Differentiation to get $F'(0)$ I have $$f(x)=\begin{cases} 
      \sin\left(\frac{1}{x}\right) &\text{ if } x\neq 0, \\
      0 & \text{ if }x=0. 
   \end{cases}$$ and define $F(x)=\int_0^x f(t) dt$. I want to show that $F'(0)=f(0)$.
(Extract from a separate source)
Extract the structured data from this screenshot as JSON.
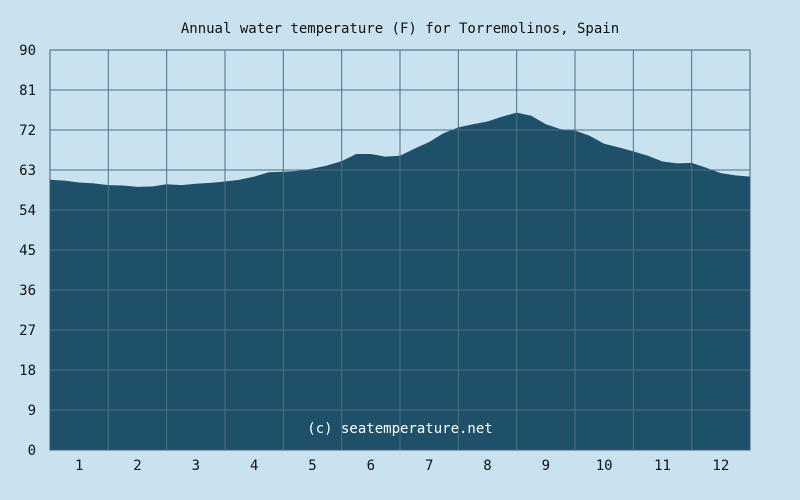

My idea is $$F'(0)=\lim_{h\to 0}\frac{F(h)-F(0)}{h}=\lim_{h\to 0}\frac{\int_0^h \sin\left(\frac{1}{x}\right) dx}{h}$$ and using a change of variables $t=\frac{1}{x}$ we have $$F'(0)=\lim_{h\to 0}\frac{\int_{\frac{1}{h}}^\infty\frac{\sin t}{t^2} dt}{h}.$$
I am not sure how to get this equal to $0$ now? Any help would be much appreciated.
 A: Consider
$$G(x) = \int_x^\infty \frac{\sin t}{t^2} \ dt$$ that is well defined on $[1, \infty)$. By integration by part, you get
$$G(x)=\frac{\cos x}{x^2} - 2 \int_x^\infty \frac{\cos t}{t^3} \ dt$$ and
$$\lim\limits_{x \to \infty} x G(x) = 0$$ as $\lim\limits_{x \to \infty}\frac{\cos x}{x} = 0$ and
$$\left\vert \int_x^\infty \frac{\cos t}{t^3} \ dt \right\vert \le  \int_x^\infty \frac{1}{t^3} \ dt = \frac{1}{2x^2}.$$
Then you indeed get the desired result
$$F^\prime(0)=f(0)=0$$ as
$$\lim_{h\to 0}\frac{\int_{\frac{1}{h}}^\infty\frac{\sin t}{t^2} dt}{h} = \lim\limits_{x \to \infty} x G(x) = 0.$$
A: Since
\begin{align}
\displaystyle\left|\dfrac{\int_0^h\sin\left(\frac{1}{x}\right)\mathrm{d}x}{h}\right|&=\left|\dfrac1h\int_0^h\sin\left(\frac{1}{x}\right)\mathrm{d}x\right|=\\
&=\left|\dfrac1h\int_0^h\!\left[D\left(x^2\cos\left(\dfrac1x\right)\right)-2x\cos\left(\frac{1}{x}\right)\right]\mathrm{d}x\right|\leqslant\\
&\leqslant\left|\dfrac1h\int_0^h\!\!D\left(x^2\cos\left(\dfrac1x\right)\right)\mathrm{d}x\right|+\left|\dfrac1h\int_0^h 2x\cos\left(\dfrac1x\right)\mathrm{d}x\right|=\\
&=\left|\dfrac1h\cdot h^2\cos\left(\dfrac1h\right)\right|+\left|\dfrac1h\int_0^h 2x\cos\left(\dfrac1x\right)\mathrm{d}x\right|\leqslant\\
&\leqslant\big|h\big|+\left|\dfrac1h\int_0^h\left|2x\cos\left(\dfrac1x\right)\right|\mathrm{d}x\right|\leqslant\\
&\leqslant\big|h\big|+\left|\dfrac1h\int_0^h \big|2x\big|\mathrm{d}x\right|=\\
&=\big|h\big|+\left|\dfrac1h\cdot\mathrm{sign}(h)\cdot h^2\right|=\\
&=2\big|h\big|\quad\text{ for all }\;h\in\mathbb{R}\;\land\;h\ne0\;,
\end{align}
there exists
$\lim\limits_{h\to0}\dfrac{\int_0^h\sin\left(\frac{1}{x}\right)\mathrm{d}x}{h}=0\;.$